Rezension

Harter Tobak

Der Schrei des toten Vogels - Barry Eisler

Der Schrei des toten Vogels
von Barry Eisler

Bewertet mit 3.5 Sternen

Livia Lone bearbeitet bei der Kriminalpolizei in Seattle Fälle von Menschenhandel und sexueller Gewalt. Wenn Kinder die Betroffenen sind, ertragen ihre Kollegen ihre Arbeit nur schwer, so landen diese Fälle immer wieder bei Livia. In ihrer Freizeit betätigt Livia sich abseits des Dienstwegs, effektiv und bislang unentdeckt, als Rächerin gegenüber Vergewaltigern, die ihrer Ansicht nach vor Gericht zu oft zu billig davon kommen. In diesem Doppelleben ist ihr Vorteil, dass kaum ein gewalttätiger Mann einer schmächtigen Frau asiatischer Herkunft Livias Entschlossenheit und ihre exquisiten Kampfkunst-Qualitäten zutraut, mit denen sei zu töten bereit ist.

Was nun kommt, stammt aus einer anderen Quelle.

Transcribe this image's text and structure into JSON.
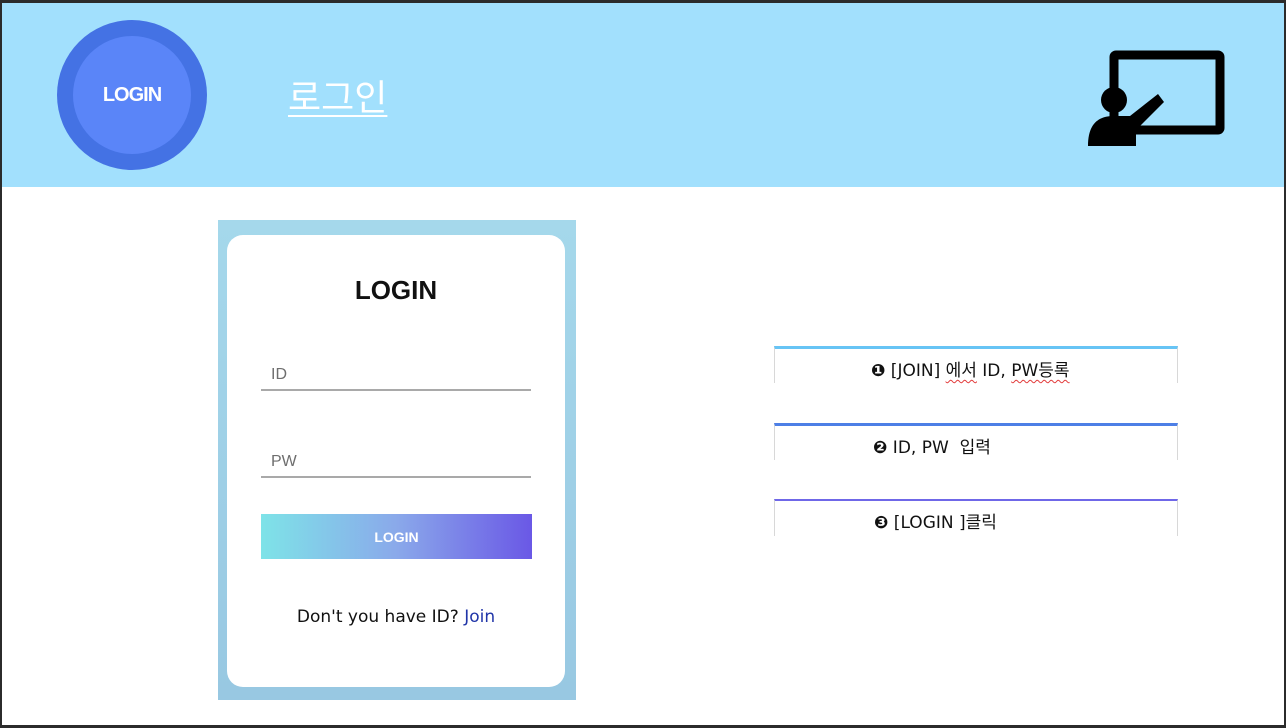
{
  "header": {
    "badge_label": "LOGIN",
    "title": "로그인",
    "teacher_icon": "presentation-teacher-icon",
    "background_color": "#a2e0fd"
  },
  "login_card": {
    "title": "LOGIN",
    "id_placeholder": "ID",
    "pw_placeholder": "PW",
    "button_label": "LOGIN",
    "join_prompt": "Don't you have ID?",
    "join_link": "Join"
  },
  "steps": [
    {
      "marker": "❶",
      "text_before": " [JOIN] ",
      "text_underlined": "에서",
      "text_middle": " ID, ",
      "text_underlined_2": "PW등록",
      "color": "#67c4f5"
    },
    {
      "marker": "❷",
      "text": " ID, PW  입력",
      "color": "#4d7fe6"
    },
    {
      "marker": "❸",
      "text": " [LOGIN ]클릭",
      "color": "#6f67e8"
    }
  ]
}
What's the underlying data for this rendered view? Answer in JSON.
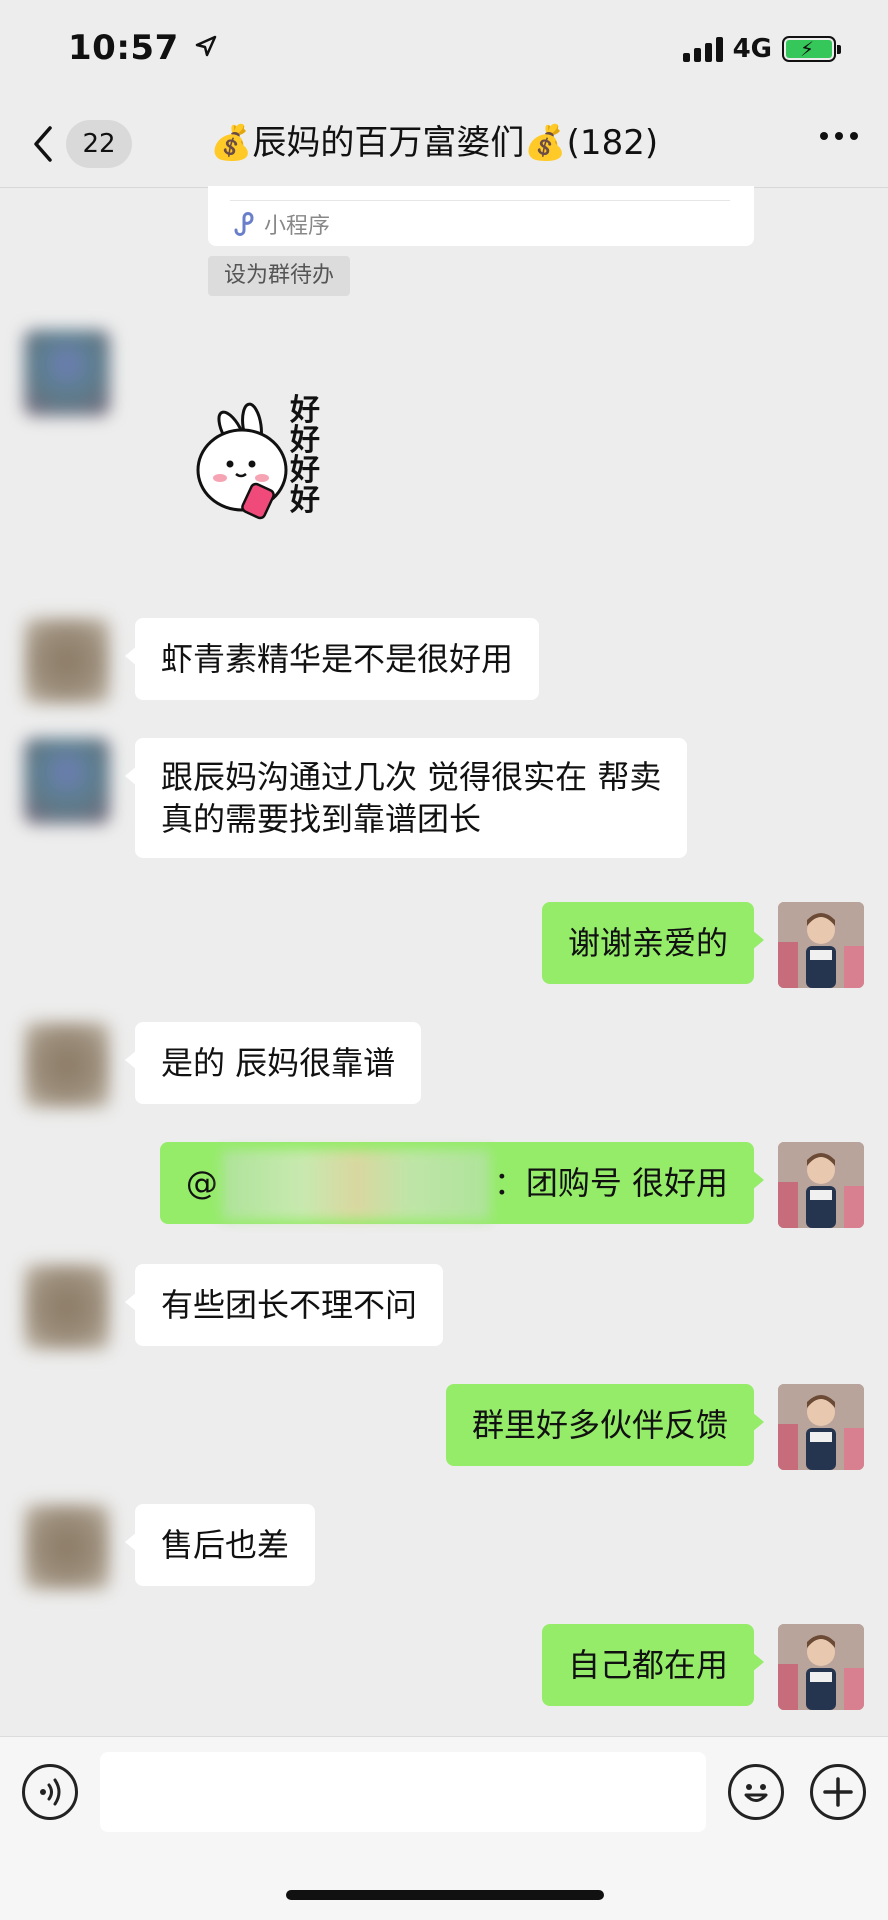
{
  "status_bar": {
    "time": "10:57",
    "network": "4G"
  },
  "nav": {
    "unread_count": "22",
    "title": "💰辰妈的百万富婆们💰(182)"
  },
  "card": {
    "mini_program_label": "小程序",
    "set_todo_label": "设为群待办"
  },
  "sticker": {
    "text": "好好好好"
  },
  "messages": [
    {
      "side": "in",
      "text": "虾青素精华是不是很好用"
    },
    {
      "side": "in",
      "line1": "跟辰妈沟通过几次 觉得很实在 帮卖",
      "line2": "真的需要找到靠谱团长"
    },
    {
      "side": "out",
      "text": "谢谢亲爱的"
    },
    {
      "side": "in",
      "text": "是的 辰妈很靠谱"
    },
    {
      "side": "out",
      "mention_prefix": "@",
      "text": "：团购号 很好用"
    },
    {
      "side": "in",
      "text": "有些团长不理不问"
    },
    {
      "side": "out",
      "text": "群里好多伙伴反馈"
    },
    {
      "side": "in",
      "text": "售后也差"
    },
    {
      "side": "out",
      "text": "自己都在用"
    }
  ],
  "colors": {
    "background": "#ededed",
    "outgoing_bubble": "#95ec69",
    "incoming_bubble": "#ffffff"
  },
  "icons": [
    "location-arrow-icon",
    "signal-icon",
    "battery-icon",
    "back-chevron-icon",
    "more-icon",
    "mini-program-icon",
    "voice-icon",
    "emoji-icon",
    "plus-icon"
  ]
}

In einem früheren Leben war Livia das Mädchen Labee vom Volk der Lahu, das mit seinen Eltern im Grenzgebiet zwischen Thailand, Birma und Laos lebte und das die Eltern aus Not an Menschenhändler verkauften. Livia und ihre jüngere Schwester Nason gelangten in die USA, doch sie wurden getrennt und Livia geriet nach ihrer „Rettung“ aus den Fängen der Menschenhändler vom Regen in die Traufe. Nasons ungeklärtes Schicksal machte sie besonders verletzlich. Ihr eigenes lebenslanges Trauma lässt sie seitdem als eine Art weiblicher Ronin durchs Leben ziehen. Obwohl Livia inzwischen erfahren hat, dass normale Männer nicht den Körper von Kindern besitzen wollen und ihr respektvoll gegenübertreten, hält sie lieber Distanz.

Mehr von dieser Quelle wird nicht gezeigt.